We would set a horrible precedent to have our immigration policy be dictated by politics and sentimentalism, instead of the rule of law.
So what message are we sending? Break the law and we will feel your pain and reward you, but follow the law and we will ignore your suffering.
KJL: “They were people from every walk of life who rose to meet the challenge of their day and who, in so doing, set forth a template that would inspire future generations of citizen patriots.” Who do you see following their lead today?
SANTORUM: First, I think we need to look to the men and women of our military who volunteer to sacrifice for our country. Second, the ordinary citizens who rose up and led the tea-party movement that asked us to adhere to our founding principles. And I’d absolutely include the pro-life, pro-family movement, who fight for virtue and truth and protect the weakest among us.
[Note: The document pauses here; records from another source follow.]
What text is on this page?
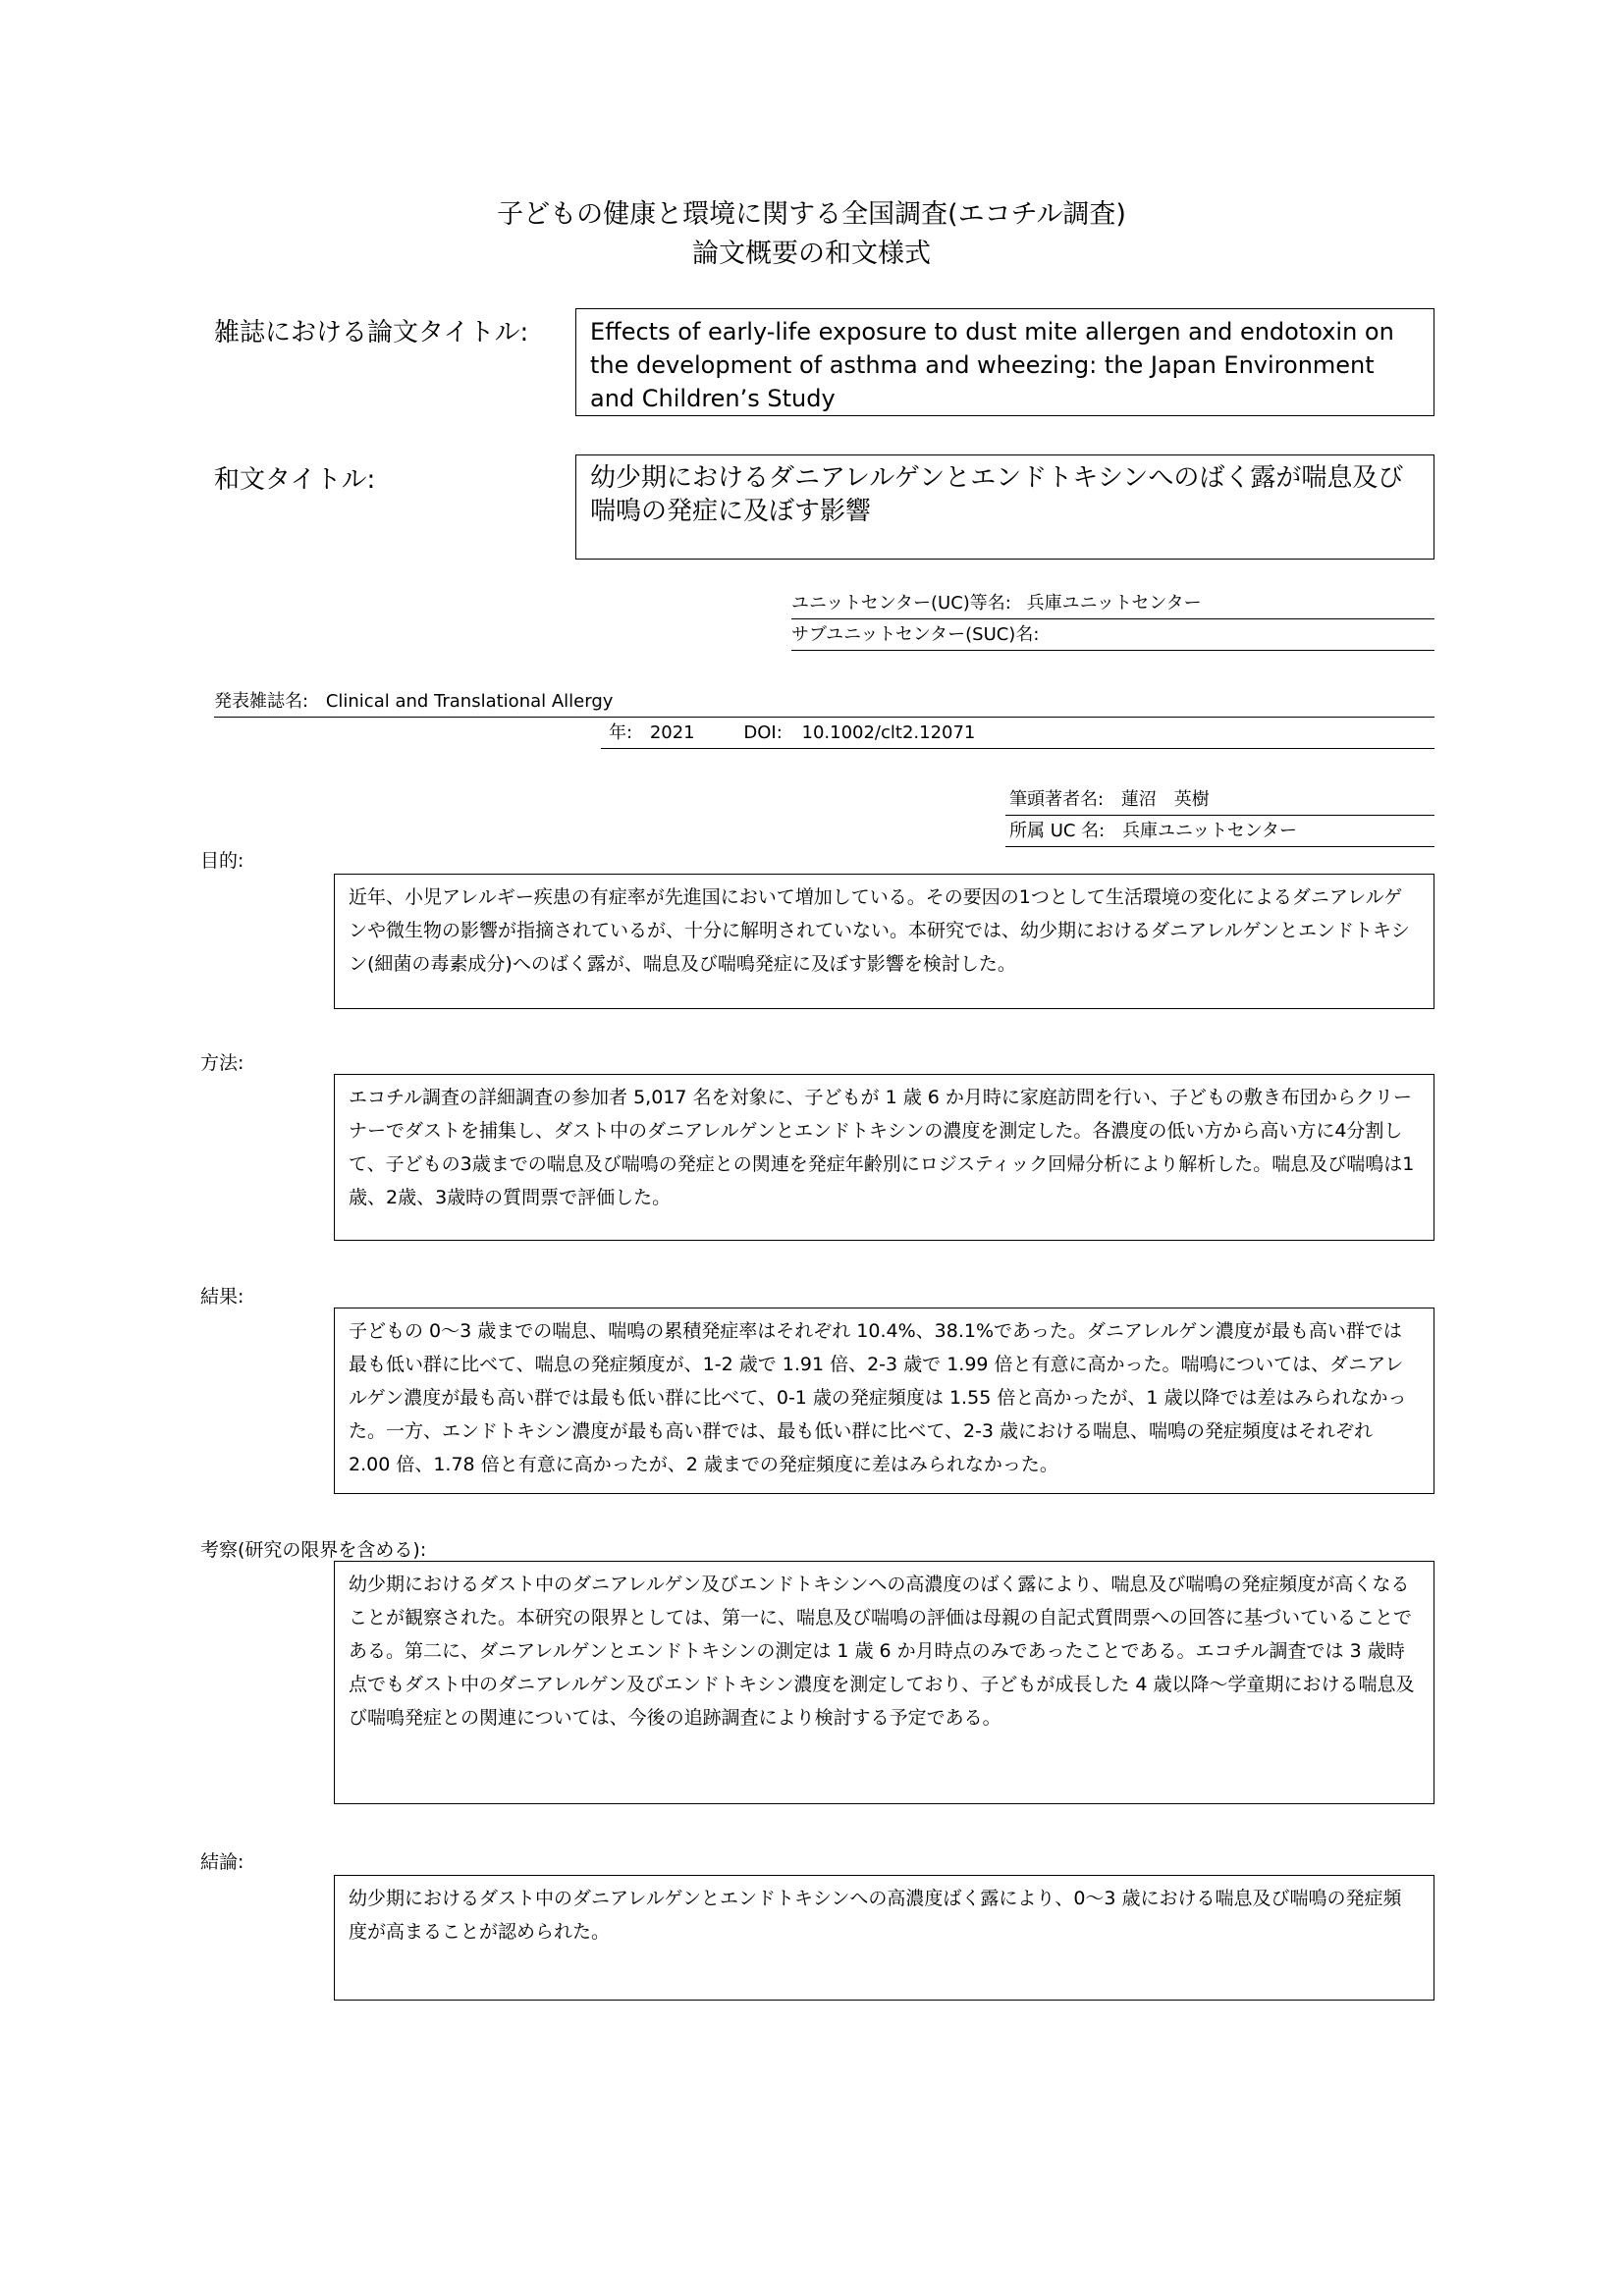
子どもの健康と環境に関する全国調査(エコチル調査)
論文概要の和文様式
雑誌における論文タイトル:	Effects of early-life exposure to dust mite allergen and endotoxin on the development of asthma and wheezing: the Japan Environment and Children’s Study
和文タイトル:	幼少期におけるダニアレルゲンとエンドトキシンへのばく露が喘息及び喘鳴の発症に及ぼす影響
ユニットセンター(UC)等名: 兵庫ユニットセンター
サブユニットセンター(SUC)名:
発表雑誌名: Clinical and Translational Allergy
年: 2021	DOI: 10.1002/clt2.12071
筆頭著者名: 蓮沼　英樹
所属 UC 名: 兵庫ユニットセンター
目的:
近年、小児アレルギー疾患の有症率が先進国において増加している。その要因の1つとして生活環境の変化によるダニアレルゲンや微生物の影響が指摘されているが、十分に解明されていない。本研究では、幼少期におけるダニアレルゲンとエンドトキシン(細菌の毒素成分)へのばく露が、喘息及び喘鳴発症に及ぼす影響を検討した。
方法:
エコチル調査の詳細調査の参加者 5,017 名を対象に、子どもが 1 歳 6 か月時に家庭訪問を行い、子どもの敷き布団からクリーナーでダストを捕集し、ダスト中のダニアレルゲンとエンドトキシンの濃度を測定した。各濃度の低い方から高い方に4分割して、子どもの3歳までの喘息及び喘鳴の発症との関連を発症年齢別にロジスティック回帰分析により解析した。喘息及び喘鳴は1歳、2歳、3歳時の質問票で評価した。
結果:
子どもの 0～3 歳までの喘息、喘鳴の累積発症率はそれぞれ 10.4%、38.1%であった。ダニアレルゲン濃度が最も高い群では最も低い群に比べて、喘息の発症頻度が、1-2 歳で 1.91 倍、2-3 歳で 1.99 倍と有意に高かった。喘鳴については、ダニアレルゲン濃度が最も高い群では最も低い群に比べて、0-1 歳の発症頻度は 1.55 倍と高かったが、1 歳以降では差はみられなかった。一方、エンドトキシン濃度が最も高い群では、最も低い群に比べて、2-3 歳における喘息、喘鳴の発症頻度はそれぞれ 2.00 倍、1.78 倍と有意に高かったが、2 歳までの発症頻度に差はみられなかった。
考察(研究の限界を含める):
幼少期におけるダスト中のダニアレルゲン及びエンドトキシンへの高濃度のばく露により、喘息及び喘鳴の発症頻度が高くなることが観察された。本研究の限界としては、第一に、喘息及び喘鳴の評価は母親の自記式質問票への回答に基づいていることである。第二に、ダニアレルゲンとエンドトキシンの測定は 1 歳 6 か月時点のみであったことである。エコチル調査では 3 歳時点でもダスト中のダニアレルゲン及びエンドトキシン濃度を測定しており、子どもが成長した 4 歳以降～学童期における喘息及び喘鳴発症との関連については、今後の追跡調査により検討する予定である。
結論:
幼少期におけるダスト中のダニアレルゲンとエンドトキシンへの高濃度ばく露により、0～3 歳における喘息及び喘鳴の発症頻度が高まることが認められた。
KJL: “Like the royalty during the Revolution, today’s elites wish to return to the pre-Revolutionary paradigm in which they, through government force, allocate rights and responsibilities.” Aren’t you one of the leading proponents of turning back the clock on women? How is this not just convenient, ingeniously timed spin?
SANTORUM: When government is the creator of rights, it can take them away or tell you how to exercise those rights. If life is whatever the government says it is, none of us will ever be safe. The elderly, the disabled, and the sick are already being targeted because of both their cost and lack of utility to society. Which leads to the insidious position that we have a duty to put them out of their misery.
KJL: You were on the ground talking about this issue: How is it that more people aren’t marching on Washington about the HHS abortion-drug, sterilization, contraception mandate? Is it perhaps not the big deal we’re making it out to be?
SANTORUM: The HHS mandate issue is a very telling reflection of the state of our current culture. Today’s culture has been dramatically affected by the sexual revolution — and the paramount importance liberals place on it. What popular and liberal culture values and promotes today, as the highest of all liberties, is instant physical and emotional pleasure. So this mandate is a sad commentary on the moral state of our country — and how debased it is that there are those arguing for a higher right than the freedom of conscience.
KJL: How is the title of this book related to the political-action committee, Patriotic Voices, you formed? Why did you release this during a presidential election? Was the hope some of your supporters might share it with undecided voters?
SANTORUM: This book and a movie called Sacred Honor are off-shoots of the PAC. They are both focused on trying to remind Americans of who we are. We also wanted to juxtapose this view of who we are with Barack Obama’s vision — and the Left’s vision — that seeks to transform us to something fundamentally different.
Who we are comes from the American Revolution and the Founding. We believe in God-given rights, individual liberty, giving individuals the opportunity to form communities, churches, businesses, and to build them from the bottom up.
President Obama’s view is more of the French Revolution model, where equality and liberty are not God-given rights and not for individuals. The rights belong to government and the government allocates rights collectively. This is a very different view. It’s a secular, statist idea of what is equal and fair for the whole as opposed to what is equal and fair for individuals as the driving force.
By reading the book you — voters — will get the conservative, American creed of liberty and what inspired every day Americans to make a great sacrifice to preserve individual liberty. Who we are. What our founders and our founding patriots did to protect who we are. This is what conservatives are trying to conserve today. That is the overall theme. I hope readers will enjoy.